Aware there was nothing remotely similar on the album, the follow up single chosen was 21st Century Life. An album standout, and with more than a passing resemblance to 1980s Prince, it’s a catchy, wonderfully inventive pop song with some crazy slap bass. Sam sings about how the future is now, but it’s not all its cracked up to be. It’s one of those songs, like Pumped Up Kicks by Foster the People or Hey Ya! by Outkast, that sounds joyous but has a dark heart beating at its core.
Reminiscent of Calvin Harris at the time, its one of those delirious records – full of hooks and great vocals – that is so easy to love. And to make the offer even more tempting, it was backed by Sam’s fantastic take on Estelle’s American Boy. But despite these credentials the song stalled at no.44 in the UK charts, marking the last time Sam had a charting single in the UK. So, what went wrong?

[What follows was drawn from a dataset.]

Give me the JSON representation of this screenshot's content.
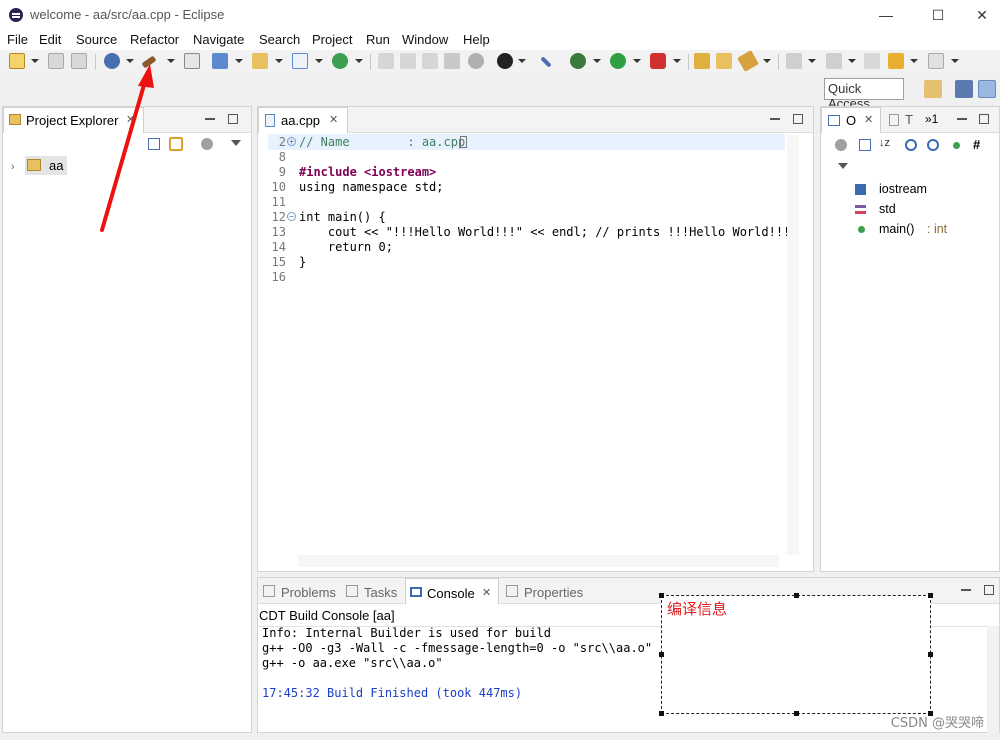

I guess it could be said that in releasing Black and Gold as a first single, Sam became an amazing pop one night stand: he simply gave up the goods without making us work for them. No subsequent single could ever live up to that amount of success or provide that same level of pop thrill.
Sam was also less than flattering about Madonna keeping him off the top spot. I remember gasping at his temerity in criticising the immaculate one, thinking at the time that he was in danger of alienating a large chunk of his potential audience. ‘You’re not young and sexy any more’, he said, going on to say Madonna had been ‘thoughtful and mature for a while and now she’s chucked it away in a desperate attempt at being hot again. It’s a bit vile’. Ouch.
But I think primarily 21st Century Life’s melding of house, disco, electro and funk was just a little too much for people to take. After the dark electro of Black and Gold, stylistically this was too much of a change for the record buying public to embrace. The pop-art styled video also veered dangerously close to presenting the song – and Sam – as a spoof, the exact opposite to the seriousness of his preceding single and video. Daring yes, but if we have learnt one thing from studying the charts, it’s that the record buying public does not welcome abrupt changes of style from their pop stars.
However, hindsight is a wonderful thing, and we can now see what an amazing pop song 21st Century Life really is. Go listen to that amazing bassline, and fall in love all over again – or, as is more likely, for the first time.
Entered chart: 02/08/2008
Chart peak: 44
Weeks on chart: 3
Who could sing this today and have a hit? Mark Ronson has been mining this particular sound for a while now. He could bring back Bruno Mars for a cover.